For children in shock, an initial fluid bolus of 20 mL/kg is reasonable. However, for children with febrile illness in settings with limited access to critical care resources (ie, mechanical ventilation and inotropic support), administration of bolus IV fluids should be undertaken with extreme caution, as it may be harmful. Individualized treatment and frequent clinical reassessment are emphasized.
There is no evidence to support the routine use of atropine as a premedication to prevent bradycardia in emergency pediatric intubations. It may be considered in situations where there is an increased risk of bradycardia.
There is no evidence to support a minimum dose of atropine when used as a premedication for emergency intubation.
Amiodarone or lidocaine is equally acceptable for the treatment of shock-refractory ventricular fibrillation (VF) or pulseless ventricular tachycardia (pVT).

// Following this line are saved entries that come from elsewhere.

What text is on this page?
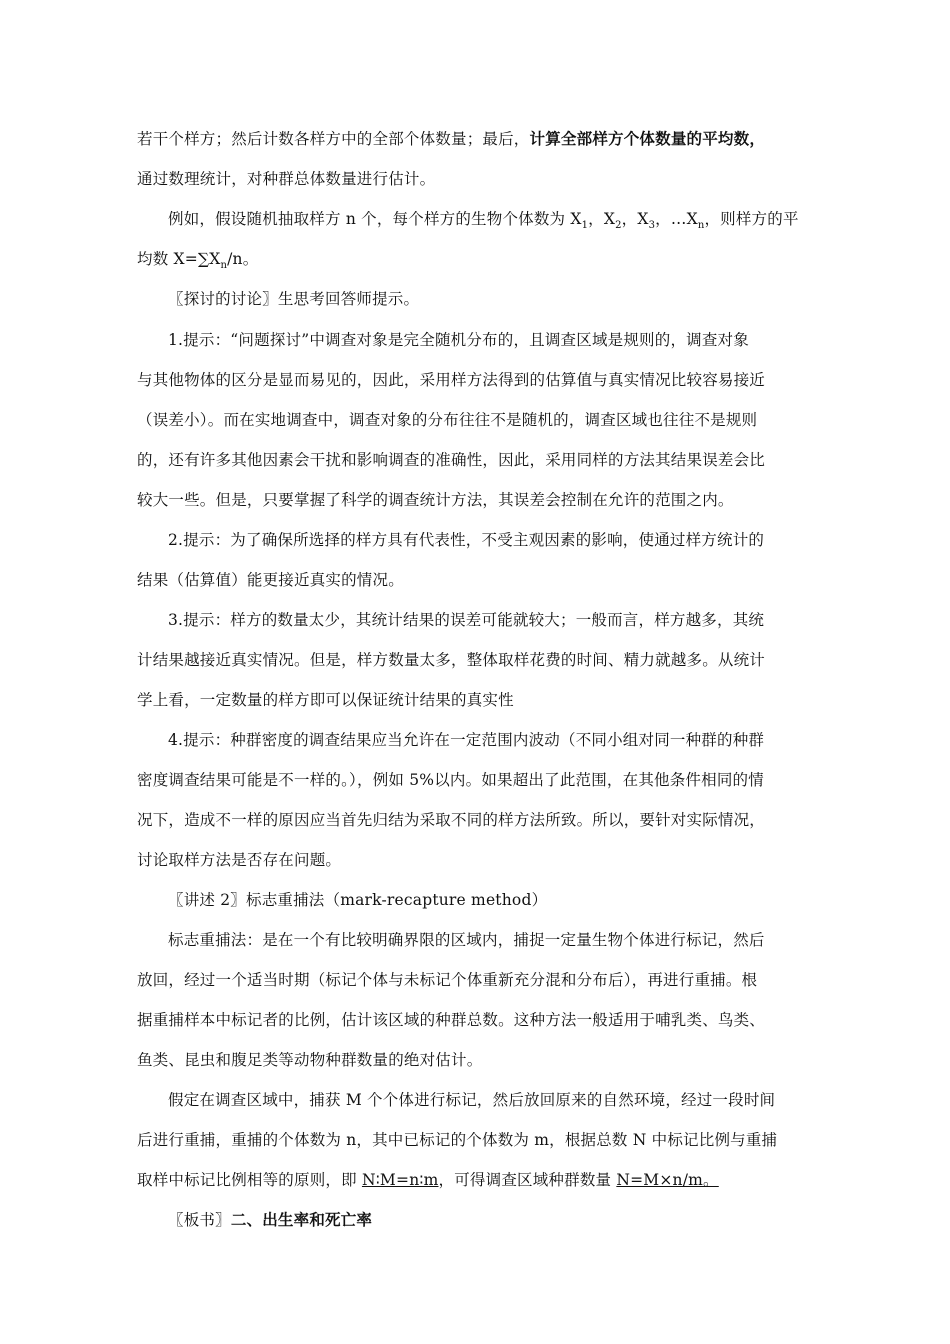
若干个样方；然后计数各样方中的全部个体数量；最后，计算全部样方个体数量的平均数，
通过数理统计，对种群总体数量进行估计。
例如，假设随机抽取样方 n 个，每个样方的生物个体数为 $X_1$，$X_2$，$X_3$，$\dots X_n$，则样方的平
均数 $X=\sum X_n/n$。
〖探讨的讨论〗生思考回答师提示。
1.提示：“问题探讨”中调查对象是完全随机分布的，且调查区域是规则的，调查对象
与其他物体的区分是显而易见的，因此，采用样方法得到的估算值与真实情况比较容易接近
（误差小）。而在实地调查中，调查对象的分布往往不是随机的，调查区域也往往不是规则
的，还有许多其他因素会干扰和影响调查的准确性，因此，采用同样的方法其结果误差会比
较大一些。但是，只要掌握了科学的调查统计方法，其误差会控制在允许的范围之内。
2.提示：为了确保所选择的样方具有代表性，不受主观因素的影响，使通过样方统计的
结果（估算值）能更接近真实的情况。
3.提示：样方的数量太少，其统计结果的误差可能就较大；一般而言，样方越多，其统
计结果越接近真实情况。但是，样方数量太多，整体取样花费的时间、精力就越多。从统计
学上看，一定数量的样方即可以保证统计结果的真实性
4.提示：种群密度的调查结果应当允许在一定范围内波动（不同小组对同一种群的种群
密度调查结果可能是不一样的。），例如 5%以内。如果超出了此范围，在其他条件相同的情
况下，造成不一样的原因应当首先归结为采取不同的样方法所致。所以，要针对实际情况，
讨论取样方法是否存在问题。
〖讲述 2〗标志重捕法（mark-recapture method）
标志重捕法：是在一个有比较明确界限的区域内，捕捉一定量生物个体进行标记，然后
放回，经过一个适当时期（标记个体与未标记个体重新充分混和分布后），再进行重捕。根
据重捕样本中标记者的比例，估计该区域的种群总数。这种方法一般适用于哺乳类、鸟类、
鱼类、昆虫和腹足类等动物种群数量的绝对估计。
假定在调查区域中，捕获 M 个个体进行标记，然后放回原来的自然环境，经过一段时间
后进行重捕，重捕的个体数为 n，其中已标记的个体数为 m，根据总数 N 中标记比例与重捕
取样中标记比例相等的原则，即 N∶M=n∶m，可得调查区域种群数量 N=M×n/m。
〖板书〗二、出生率和死亡率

For children who are comatose in the first several days after cardiac arrest (in-hospital or out-of- hospital), temperature should be monitored continuously and fever should be treated aggressively.
For comatose children resuscitated from OHCA it is reasonable for caretakers to maintain either 5 days of normothermia (36 -37.5 degrees celcius or 2 days of initial continuous hypothermia (32-34 degrees celcius) followed by 3 days of normothermia.
For children remaining comatose after IHCA, there are insufficient data to recommend hypothermia over normothermia.